|
|
|
|
|
by heycosmo
2021 days ago
|
|
Fascinating! AlphaFold (and other competitors) seem to use MSA (Multiple Sequence Aligment) and this (brilliant) idea of co-evolving residues to build an initial graph of sections of protein chain that are likely proximal. This seems like a useful trick for predicting existing biological structures (i.e. ones that evolved) from genomic data. I wonder (as very much a non-biologist), do MSA-based approaches also help understand "first-principles" folding physics any better? and to what degree? If I write a random genetic sequence (think drug discovery) that has many aligned sequences, without the strong assumption of co-evolution at my disposal, there does not seem any good reason for the aligned sequences to also be proximal. Please pardon my admittedly deep knowledge gaps. |
|
Not really. MSA-based approaches, as most structure prediction methods, have as a goal to find the lowest energy conformation of the protein chain, disregarding folding kinetics and basically all dynamic aspects of protein structure.

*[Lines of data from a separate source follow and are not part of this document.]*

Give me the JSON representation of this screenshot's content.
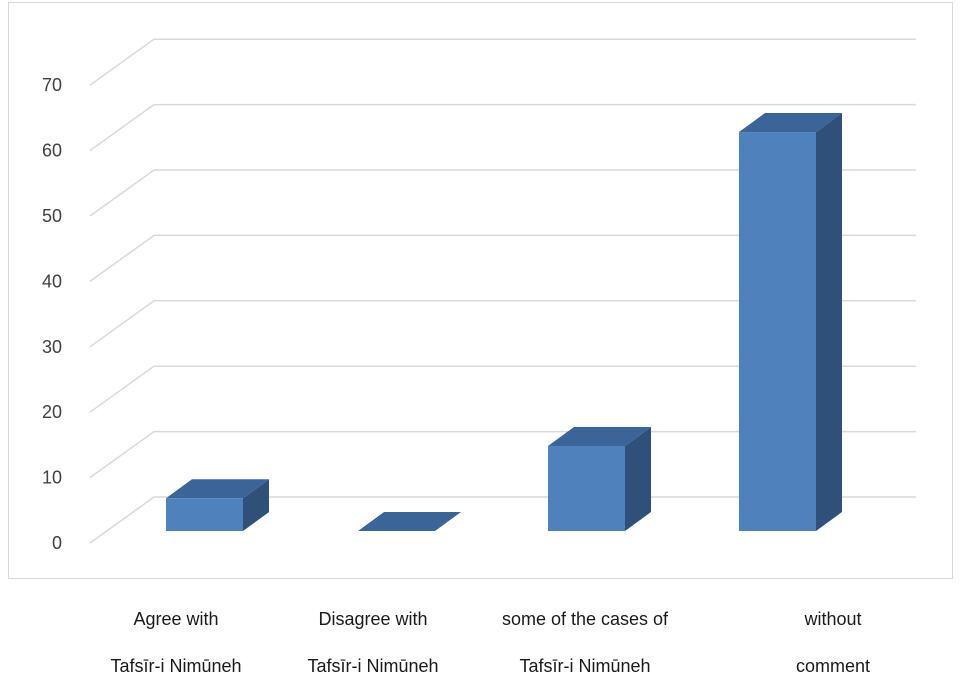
{
  "chart_data": {
    "type": "bar",
    "style": "3d-column",
    "title": "",
    "xlabel": "",
    "ylabel": "",
    "ylim": [
      0,
      70
    ],
    "yticks": [
      0,
      10,
      20,
      30,
      40,
      50,
      60,
      70
    ],
    "grid": true,
    "legend": "none",
    "categories": [
      [
        "Agree with",
        "Tafsīr-i Nimūneh"
      ],
      [
        "Disagree with",
        "Tafsīr-i Nimūneh"
      ],
      [
        "some of the cases of",
        "Tafsīr-i Nimūneh"
      ],
      [
        "without",
        "comment"
      ]
    ],
    "series": [
      {
        "values": [
          5,
          0,
          13,
          61
        ]
      }
    ],
    "colors": {
      "bar_front": "#4f81bd",
      "bar_top": "#3b6498",
      "bar_side": "#2f5078",
      "grid": "#d9d9d9",
      "axis_text": "#404040"
    }
  }
}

> If I write a random genetic sequence (think drug discovery) that has many aligned sequences, without the strong assumption of co-evolution at my disposal, there does not seem any good reason for the aligned sequences to also be proximal.
I don't think I fully understood this, but I'll give it a shot anyway. If your artificial sequence aligns with others, there's a chance that it will fold like them, depending on the quality and accuracy of the multiple sequence alignment. Since multiple sequence alignments are built under the assumption of homology (all sequences have a common ancestor), it's a matter of how far from the "sequence sampling space" your sequence is located compared to the others.